John Norris, a water quality advocate at the presentation, said he hopes the information provided from the assessment will empower citizens with data to bring to Iowa lawmakers.
“Until we make water quality a voting issue, we will not address this problem,” Norris said. “What we need in this state is to have an honest conversation about our water quality.”
Larry Weber, director of IIHR Hydroscience and Engineering, said the program needs about $600,000 annually to continue to upkeep the 60 water quality sensors the UI deployed throughout the state.
The U.S. Geological Survey deployed 12 sensors while the U.S. Department of Agriculture, or USDA, deployed eight to meet the 80 locations.
Weber said IIHR deploys their sensors in March and early April annually, taking them out in the winter to avoid damage when the rivers freeze over.
Weber said IIHR has the resources to keep up with correlations between how rainfall, soil moisture, and nitrate levels impact farming practices and livestock.
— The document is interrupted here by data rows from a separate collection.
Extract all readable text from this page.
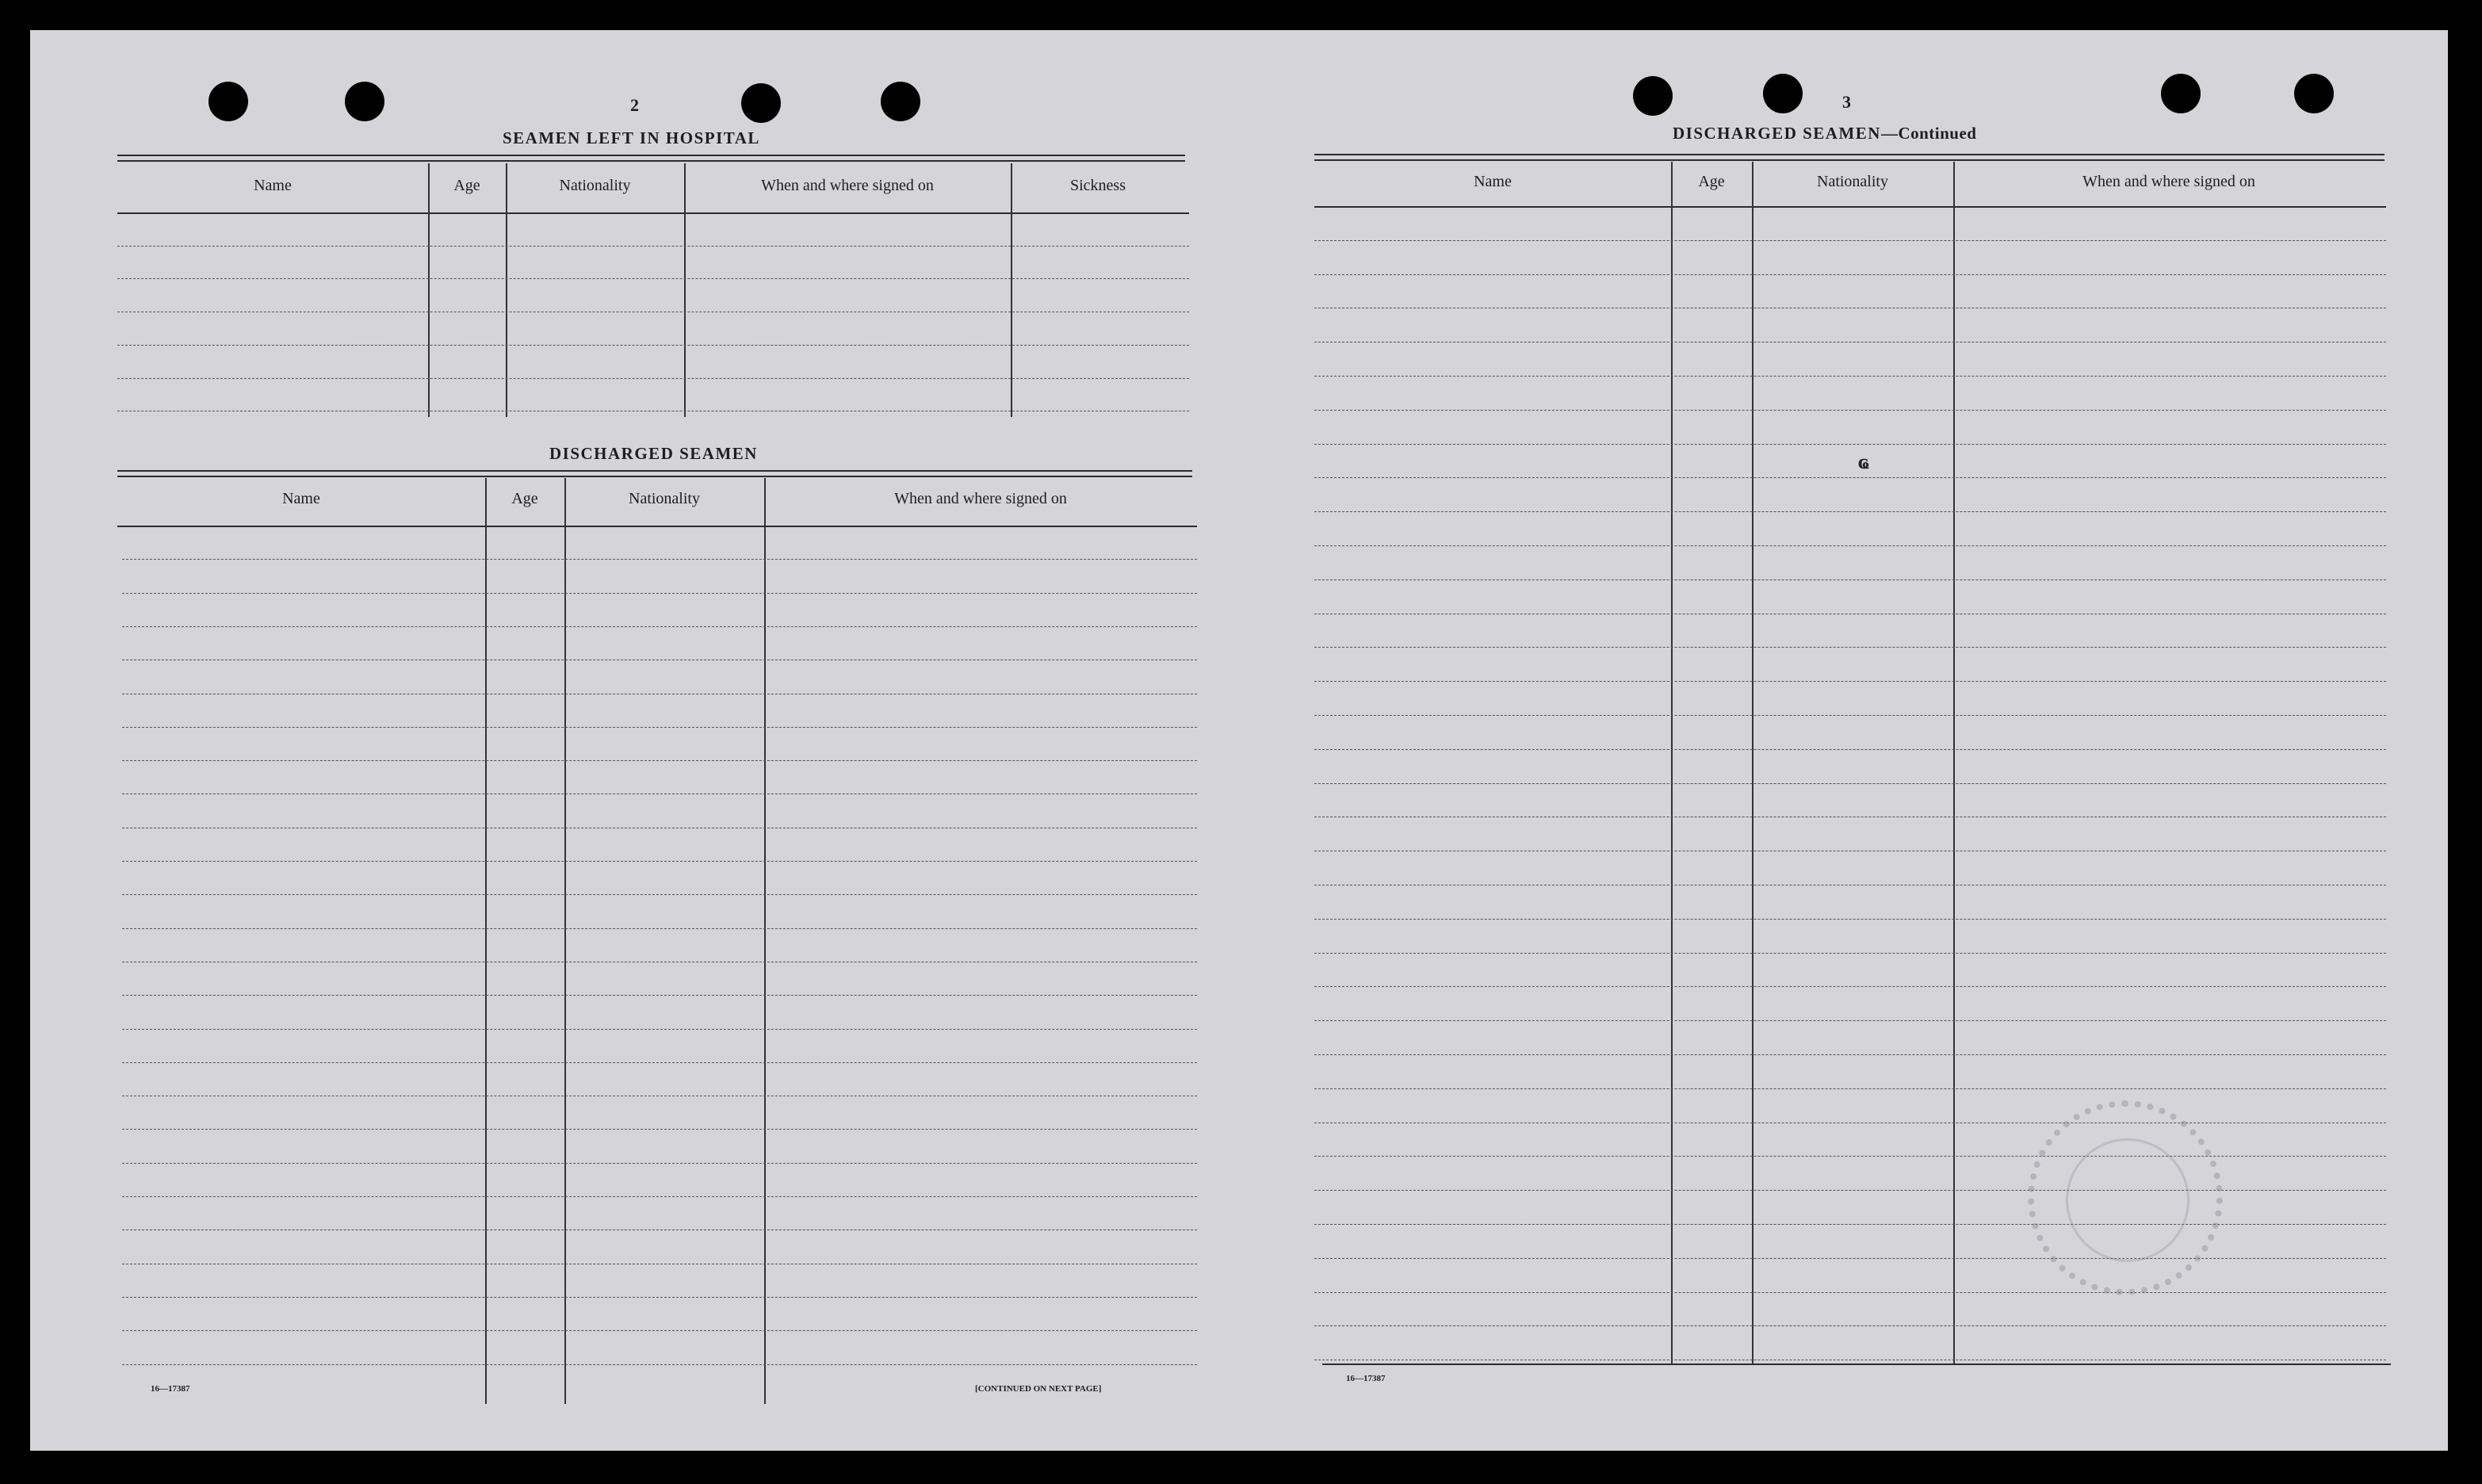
2
SEAMEN LEFT IN HOSPITAL
Name	Age	Nationality	When and where signed on	Sickness
DISCHARGED SEAMEN
Name	Age	Nationality	When and where signed on
16—17387	[CONTINUED ON NEXT PAGE]
3
DISCHARGED SEAMEN—Continued
Name	Age	Nationality	When and where signed on
ҩ
16—17387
The $600,000 of annual funding allows for the quality control checks to be done adequately.
Weber said the goal of the program is to eventually implement a nitrate forecasting system. With sustained adequate funding, the monitoring system could have such a forecasting system running within the next three to five years.
Weber said understanding these projections will help identify what agricultural practices are leading to high nitrate levels in Iowa’s streams.
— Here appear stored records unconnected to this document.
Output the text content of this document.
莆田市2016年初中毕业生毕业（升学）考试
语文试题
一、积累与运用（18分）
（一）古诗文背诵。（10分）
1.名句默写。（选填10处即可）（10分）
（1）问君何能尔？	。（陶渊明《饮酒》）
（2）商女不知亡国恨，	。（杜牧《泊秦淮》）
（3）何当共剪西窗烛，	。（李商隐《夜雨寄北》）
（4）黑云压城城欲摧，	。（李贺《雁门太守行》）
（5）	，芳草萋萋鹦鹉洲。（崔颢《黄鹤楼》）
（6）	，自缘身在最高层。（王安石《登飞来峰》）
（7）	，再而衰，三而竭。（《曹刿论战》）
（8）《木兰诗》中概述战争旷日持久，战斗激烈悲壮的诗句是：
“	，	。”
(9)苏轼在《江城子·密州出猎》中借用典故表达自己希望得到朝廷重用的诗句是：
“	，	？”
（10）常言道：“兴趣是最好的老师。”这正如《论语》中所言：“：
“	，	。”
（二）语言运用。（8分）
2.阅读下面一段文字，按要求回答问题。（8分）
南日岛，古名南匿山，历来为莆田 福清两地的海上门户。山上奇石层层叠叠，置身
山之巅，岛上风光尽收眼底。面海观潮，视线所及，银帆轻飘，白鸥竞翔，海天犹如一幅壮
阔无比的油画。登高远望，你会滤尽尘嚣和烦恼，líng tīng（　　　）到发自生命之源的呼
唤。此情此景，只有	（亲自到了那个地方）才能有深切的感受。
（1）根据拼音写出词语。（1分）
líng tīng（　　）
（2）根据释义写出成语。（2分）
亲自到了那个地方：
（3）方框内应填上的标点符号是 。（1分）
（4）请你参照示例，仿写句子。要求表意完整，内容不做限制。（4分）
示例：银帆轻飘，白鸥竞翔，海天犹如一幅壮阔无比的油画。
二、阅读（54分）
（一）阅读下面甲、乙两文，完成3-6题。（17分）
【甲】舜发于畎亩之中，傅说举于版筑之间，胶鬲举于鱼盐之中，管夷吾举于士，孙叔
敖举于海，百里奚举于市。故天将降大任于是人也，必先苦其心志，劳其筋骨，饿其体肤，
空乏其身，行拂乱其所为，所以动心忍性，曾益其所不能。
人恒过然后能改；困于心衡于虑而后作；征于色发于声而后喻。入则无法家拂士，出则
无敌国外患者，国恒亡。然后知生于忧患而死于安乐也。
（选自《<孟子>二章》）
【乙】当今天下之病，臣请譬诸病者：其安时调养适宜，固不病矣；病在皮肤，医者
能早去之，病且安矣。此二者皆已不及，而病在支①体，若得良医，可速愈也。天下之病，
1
If other counties are not able to cover the remaining $400,000, to allow for a total of $600,000 in funding, Weber said the program wouldn’t be able to keep the sensors operational.
“We wouldn’t know what that data is, we wouldn’t know what is out there, we wouldn’t know how to make advisories to people that want to recreate in our rivers or streams or make advisories about if people should be eating the fish that are caught in these rivers,” he said. “That lack of data puts our public at risk.”